The U.S. dollar dropped to its lowest since December 2014 against a basket of rival currencies .DXY, sliding even further because the European Central Bank president made comments that boosted the euro one day after the U.S. Treasury Secretary Steven Mnuchin said a weaker dollar was beneficial.
When the dollar falls it makes dollar-denominated commodities cheaper for other currency holders which in terms, supports oil prices. Another key helper to the price of oil is the sudden decline in oil inventories as the Organization of the Petroleum Exporting Countries and allies including Russia have continued supply restriction.
Brent crude LCOc1, the international oil benchmark, rose to about $71.28 a barrel, the highest it reached since December 2014.

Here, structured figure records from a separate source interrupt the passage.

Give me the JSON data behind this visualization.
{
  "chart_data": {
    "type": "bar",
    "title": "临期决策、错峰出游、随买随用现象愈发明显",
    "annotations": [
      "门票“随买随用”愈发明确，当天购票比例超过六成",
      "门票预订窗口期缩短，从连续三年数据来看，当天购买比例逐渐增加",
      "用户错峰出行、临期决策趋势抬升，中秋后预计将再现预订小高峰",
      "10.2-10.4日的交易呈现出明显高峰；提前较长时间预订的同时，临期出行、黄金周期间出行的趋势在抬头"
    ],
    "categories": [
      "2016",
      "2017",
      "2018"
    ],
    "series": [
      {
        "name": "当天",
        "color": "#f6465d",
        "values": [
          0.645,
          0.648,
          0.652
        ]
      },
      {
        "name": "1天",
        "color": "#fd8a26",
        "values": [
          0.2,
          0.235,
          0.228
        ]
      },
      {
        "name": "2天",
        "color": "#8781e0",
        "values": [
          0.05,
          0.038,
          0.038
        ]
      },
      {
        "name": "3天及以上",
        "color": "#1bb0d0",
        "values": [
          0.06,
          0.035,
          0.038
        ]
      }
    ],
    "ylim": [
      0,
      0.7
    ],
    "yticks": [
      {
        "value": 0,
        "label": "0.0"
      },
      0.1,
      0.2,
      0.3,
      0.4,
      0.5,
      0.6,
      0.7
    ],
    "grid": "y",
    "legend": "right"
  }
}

U.S. West Texas Intermediate crude CLc1 futures went up 0.7 percent, landing at $66.05 a barrel. Earlier, the contract climbed to $66.66, also the highest since December 2014.
U.S. crude oil production has been expected to surpass 10 million barrels a day in February, on its way to a record ahead of previous forecasts, said by the U.S. government’s Energy Information Administration.